O diretor-executivo da OpenAI, Sam Altman, voltou a enfrentar as críticas sobre o impacto ambiental da inteligência artificial durante participação em um evento na Índia. Em conversa com o The Indian Express, ele traçou um paralelo entre o consumo energético de data centers e a energia necessária para que um ser humano se desenvolva plenamente ao longo de cerca de duas décadas.
Presente na Cúpula do Impacto da IA, Altman contestou estatísticas que circulam nas redes sociais e que apontam para um suposto uso excessivo de recursos naturais por sistemas como o ChatGPT. Ao mesmo tempo, reconheceu que a expansão acelerada da IA amplia a pressão sobre a infraestrutura elétrica global. Na avaliação dele, o debate público precisa abandonar comparações simplistas e adotar critérios técnicos mais rigorosos.
Água e energia: o que é mito e o que é fato
Altman afirmou que estimativas segundo as quais uma única interação com o ChatGPT consumiria dezenas de litros de água não refletem o cenário atual.

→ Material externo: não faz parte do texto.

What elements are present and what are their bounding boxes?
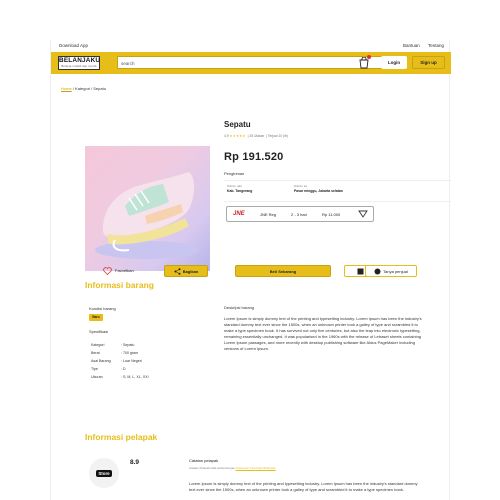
cart-small-icon <box>357 268 364 275</box>
chevron-down-icon[interactable] <box>358 210 368 218</box>
header: BELANJAKU Belanja mudah dan murah search… <box>51 52 451 74</box>
ship-from: Dikirim dari Kab. Tangerang <box>227 184 252 193</box>
seller-avatar[interactable]: Store <box>89 458 119 488</box>
login-button[interactable]: Login <box>381 56 407 69</box>
topbar: Download App Bantuan Tentang <box>51 40 451 52</box>
cart-badge <box>367 55 371 59</box>
help-link[interactable]: Bantuan <box>403 43 420 48</box>
sold-count: Terjual 10 (rb) <box>267 134 289 138</box>
cart-icon[interactable] <box>359 55 371 69</box>
buy-now-button[interactable]: Beli Sekarang <box>235 265 331 277</box>
seller-rating: 8.9 <box>130 459 140 466</box>
ask-seller-label: Tanya penjual <box>383 269 408 274</box>
heart-icon <box>103 267 112 276</box>
share-button[interactable]: Bagikan <box>164 265 208 277</box>
terms-link[interactable]: Syarat dan Ketentuan Belanjaku <box>236 466 276 470</box>
star-rating: ★★★★★ <box>229 134 246 138</box>
condition-badge: Baru <box>89 314 103 321</box>
share-icon <box>174 268 181 276</box>
jne-logo: JNE <box>233 211 245 217</box>
spec-row: Asal Barang: Luar Negeri <box>91 359 142 363</box>
product-price: Rp 191.520 <box>224 151 284 163</box>
spec-label: Spesifikasi <box>89 329 109 334</box>
breadcrumb-rest: / Kategori / Sepatu <box>72 86 106 91</box>
courier-cost: Rp 11.000 <box>322 212 341 217</box>
ship-from-value: Kab. Tangerang <box>227 188 253 193</box>
ship-from-label: Dikirim dari <box>227 184 242 188</box>
spec-list: Kategori: Sepatu Berat: 700 gram Asal Ba… <box>91 341 149 381</box>
download-app-link[interactable]: Download App <box>59 43 88 48</box>
logo-tagline: Belanja mudah dan murah <box>61 65 97 68</box>
breadcrumb-home[interactable]: Home <box>61 86 72 91</box>
seller-logo-text: Store <box>96 469 112 477</box>
courier-select[interactable]: JNE JNE Reg 2 - 3 hari Rp 11.000 <box>226 206 374 222</box>
ship-to-value[interactable]: Pasar minggu, Jakarta selatan <box>294 189 343 194</box>
logo[interactable]: BELANJAKU Belanja mudah dan murah <box>58 56 100 70</box>
review-count[interactable]: 28 Ulasan <box>249 134 264 138</box>
seller-note-sub: Catatan Pelapak tidak terkait dengan Sya… <box>189 466 276 470</box>
ship-to-label: Dikirim ke <box>294 184 308 188</box>
seller-section-title: Informasi pelapak <box>85 432 158 442</box>
page: Download App Bantuan Tentang BELANJAKU B… <box>50 40 451 500</box>
courier-service: JNE Reg <box>260 212 277 217</box>
favorite-label: Favoritkan <box>115 268 134 273</box>
seller-note-body: Lorem Ipsum is simply dummy text of the … <box>189 481 418 492</box>
spec-row: Tipe: D <box>91 367 126 371</box>
about-link[interactable]: Tentang <box>428 43 444 48</box>
seller-note-label: Catatan pelapak <box>189 458 219 463</box>
spec-row: Ukuran: S, M, L, XL, XXI <box>91 375 149 379</box>
courier-duration: 2 - 3 hari <box>291 212 307 217</box>
spec-row: Kategori: Sepatu <box>91 343 135 347</box>
condition-label: Kondisi barang <box>89 306 116 311</box>
logo-text: BELANJAKU <box>59 57 101 64</box>
spec-row: Berat: 700 gram <box>91 351 139 355</box>
description-text: Lorem Ipsum is simply dummy text of the … <box>224 316 422 351</box>
product-meta: 4.9 ★★★★★ | 28 Ulasan | Terjual 10 (rb) <box>224 134 289 138</box>
shipping-info: Dikirim dari Kab. Tangerang Dikirim ke P… <box>224 180 451 202</box>
rating-value: 4.9 <box>224 134 229 138</box>
chat-icon <box>374 268 381 275</box>
ask-seller-button[interactable]: Tanya penjual <box>365 265 417 277</box>
ship-to: Dikirim ke Pasar minggu, Jakarta selatan <box>294 184 343 193</box>
signup-button[interactable]: Sign up <box>412 56 445 69</box>
share-label: Bagikan <box>182 269 199 274</box>
description-label: Deskripsi barang <box>224 305 255 310</box>
product-image[interactable] <box>85 146 210 271</box>
product-title: Sepatu <box>224 120 251 129</box>
favorite-button[interactable]: Favoritkan <box>103 265 149 277</box>
info-section-title: Informasi barang <box>85 280 154 290</box>
breadcrumb: Home / Kategori / Sepatu <box>61 86 106 91</box>
shipping-label: Pengiriman <box>224 171 245 176</box>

Ele explicou que parte dessas preocupações se baseia em modelos antigos de resfriamento por evaporação utilizados em alguns data centers — prática que, segundo ele, já não representa o padrão operacional da companhia.
O executivo classificou como infundadas as alegações de que cada consulta consumiria grandes volumes de água. Por outro lado, reconheceu que o aumento do uso de IA eleva a demanda total por eletricidade. Para ele, esse crescimento reforça a urgência de expandir fontes de baixa emissão, como energia nuclear, solar e eólica.
Atualmente, não há exigência regulatória ampla que obrigue empresas de tecnologia a divulgar de forma detalhada seus dados de consumo hídrico e energético.
A comparação entre máquinas e humanos
Altman também rebateu declarações atribuídas a Bill Gates de que uma única pergunta ao ChatGPT consumiria energia equivalente a cerca de uma bateria e meia de iPhone. Segundo ele, essa estimativa não corresponde aos dados reais de operação.
O CEO argumentou ainda que é incorreto analisar apenas o custo energético do treinamento de modelos de IA sem considerar o investimento energético necessário para formar um ser humano. Ele destacou que alcançar maturidade cognitiva exige aproximadamente 20 anos de vida, alimentação contínua e consumo de recursos ao longo desse período.
Na visão de Altman, a comparação mais adequada é entre o gasto energético de um sistema já treinado para responder a uma pergunta e o consumo envolvido quando um humano realiza a mesma tarefa. Sob esse prisma, ele sustenta que a eficiência das máquinas já se aproxima da humana.
Dados da International Energy Agency indicam que data centers representam atualmente cerca de 1,5% do consumo global de eletricidade, proporção que pode quase dobrar até 2030, evidenciando a relevância crescente do tema no debate energético mundial.